Além disso, podemos agregar o argumento de que a pesquisa de desenvolvimento
propicia crescimento profissional-científico para todos os participantes da equipe de
desenvolvimento, sejam professores, pesquisadores ou outros participantes. Todos aqueles
envolvidos no grupo de desenvolvimento precisam coordenar saberes relativos ao campo da
pesquisa, às práticas pedagógicas e ao desenvolvimento de produtos educacionais, o que parece
gerar um reexame crítico de seus engajamentos nesses campos. Esse crescimento profissional-
científico acontece à medida que os participantes do grupo mobilizam e ressignificam diferentes
saberes na produção do produto educacional.
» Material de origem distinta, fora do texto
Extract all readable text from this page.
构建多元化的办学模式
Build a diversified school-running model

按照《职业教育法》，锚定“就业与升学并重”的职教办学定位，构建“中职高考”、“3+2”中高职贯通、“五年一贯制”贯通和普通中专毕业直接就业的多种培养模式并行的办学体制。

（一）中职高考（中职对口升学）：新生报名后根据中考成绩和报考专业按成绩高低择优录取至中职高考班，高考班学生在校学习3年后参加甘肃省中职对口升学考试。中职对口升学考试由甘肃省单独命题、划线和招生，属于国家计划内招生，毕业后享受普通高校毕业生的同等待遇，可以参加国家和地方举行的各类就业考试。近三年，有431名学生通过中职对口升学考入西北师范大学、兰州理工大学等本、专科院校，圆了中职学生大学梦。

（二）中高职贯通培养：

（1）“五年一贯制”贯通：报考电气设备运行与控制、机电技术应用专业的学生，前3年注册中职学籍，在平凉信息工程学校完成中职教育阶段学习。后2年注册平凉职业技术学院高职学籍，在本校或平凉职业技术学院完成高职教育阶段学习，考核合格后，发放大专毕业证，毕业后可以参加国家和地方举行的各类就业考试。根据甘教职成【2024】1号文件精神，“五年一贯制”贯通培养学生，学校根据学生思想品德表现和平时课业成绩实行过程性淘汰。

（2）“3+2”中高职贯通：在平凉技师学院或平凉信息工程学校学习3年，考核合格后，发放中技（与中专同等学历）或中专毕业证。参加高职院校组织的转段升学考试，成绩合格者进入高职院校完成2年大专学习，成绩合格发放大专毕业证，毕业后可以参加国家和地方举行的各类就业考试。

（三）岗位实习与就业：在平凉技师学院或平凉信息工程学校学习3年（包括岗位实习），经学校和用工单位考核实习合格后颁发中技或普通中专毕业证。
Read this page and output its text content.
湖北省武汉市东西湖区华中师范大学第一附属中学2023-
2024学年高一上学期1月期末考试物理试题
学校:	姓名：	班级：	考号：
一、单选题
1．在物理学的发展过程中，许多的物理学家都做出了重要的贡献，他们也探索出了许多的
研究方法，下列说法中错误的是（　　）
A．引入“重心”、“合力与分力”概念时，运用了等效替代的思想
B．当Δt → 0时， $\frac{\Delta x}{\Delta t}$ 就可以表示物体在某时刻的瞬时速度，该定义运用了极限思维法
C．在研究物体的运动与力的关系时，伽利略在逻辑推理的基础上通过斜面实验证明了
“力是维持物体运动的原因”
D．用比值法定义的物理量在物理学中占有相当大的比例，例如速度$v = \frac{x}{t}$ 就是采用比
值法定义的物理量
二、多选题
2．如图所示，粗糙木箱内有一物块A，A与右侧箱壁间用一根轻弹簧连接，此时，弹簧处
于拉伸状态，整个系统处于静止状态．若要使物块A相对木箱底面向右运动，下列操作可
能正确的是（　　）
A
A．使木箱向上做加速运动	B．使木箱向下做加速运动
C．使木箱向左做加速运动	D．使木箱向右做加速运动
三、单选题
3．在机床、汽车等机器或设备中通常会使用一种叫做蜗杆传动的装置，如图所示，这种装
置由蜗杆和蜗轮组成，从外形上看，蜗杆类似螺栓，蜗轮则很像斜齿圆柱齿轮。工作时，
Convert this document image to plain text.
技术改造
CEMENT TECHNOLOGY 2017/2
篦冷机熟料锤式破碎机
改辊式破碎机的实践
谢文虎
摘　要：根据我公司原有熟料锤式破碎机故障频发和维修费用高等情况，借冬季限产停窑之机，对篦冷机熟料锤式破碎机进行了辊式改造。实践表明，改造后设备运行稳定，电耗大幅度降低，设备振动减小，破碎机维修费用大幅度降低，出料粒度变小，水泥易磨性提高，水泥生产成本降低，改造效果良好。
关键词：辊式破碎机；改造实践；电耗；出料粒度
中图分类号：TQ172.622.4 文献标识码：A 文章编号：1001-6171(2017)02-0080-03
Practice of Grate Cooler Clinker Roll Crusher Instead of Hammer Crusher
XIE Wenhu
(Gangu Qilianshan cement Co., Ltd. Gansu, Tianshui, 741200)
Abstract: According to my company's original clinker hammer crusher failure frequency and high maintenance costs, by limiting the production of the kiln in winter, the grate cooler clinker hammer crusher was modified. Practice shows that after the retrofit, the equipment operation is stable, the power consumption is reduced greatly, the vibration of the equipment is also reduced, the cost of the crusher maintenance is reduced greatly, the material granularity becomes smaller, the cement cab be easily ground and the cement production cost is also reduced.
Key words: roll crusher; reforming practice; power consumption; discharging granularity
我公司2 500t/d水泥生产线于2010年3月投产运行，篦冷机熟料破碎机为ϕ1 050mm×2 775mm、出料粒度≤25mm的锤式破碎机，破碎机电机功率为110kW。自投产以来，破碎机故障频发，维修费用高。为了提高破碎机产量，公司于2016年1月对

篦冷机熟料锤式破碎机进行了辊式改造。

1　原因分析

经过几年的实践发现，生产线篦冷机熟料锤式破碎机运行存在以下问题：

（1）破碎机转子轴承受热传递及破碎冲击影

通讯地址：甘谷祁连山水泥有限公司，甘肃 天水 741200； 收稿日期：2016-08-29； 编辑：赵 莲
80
Por suas potencialidades, parece-nos que a comunidade brasileira de pesquisadores em
Educação Matemática deve dirigir mais atenção para a pesquisa de desenvolvimento. Como se
pode notar, a partir da literatura citada no presente artigo, essa modalidade de investigação já
possui espaço consolidado na comunidade internacional de pesquisadores em Educação e
Educação Matemática. A nosso ver, é também necessário que brasileiros participem desse
debate metodológico.
Não se trata de corroborar a posição de Lesh e Sriraman (2010), que sustenta a redução
do campo científico da Educação Matemática a uma ciência de desenvolvimento. Se assim
procedêssemos, reduziríamos a diversidade de epistemologias e abordagens metodológicos, o
que enriquece qualquer campo científico. Ainda que não sustentemos a redução da Educação
Matemática à pesquisa de desenvolvimento, salientamos a necessidade de mais atenção de
pesquisadores para esta modalidade. Este artigo foi uma convite à comunidade brasileira para
conhecer e explorar este caminho, dentre os muitos disponíveis.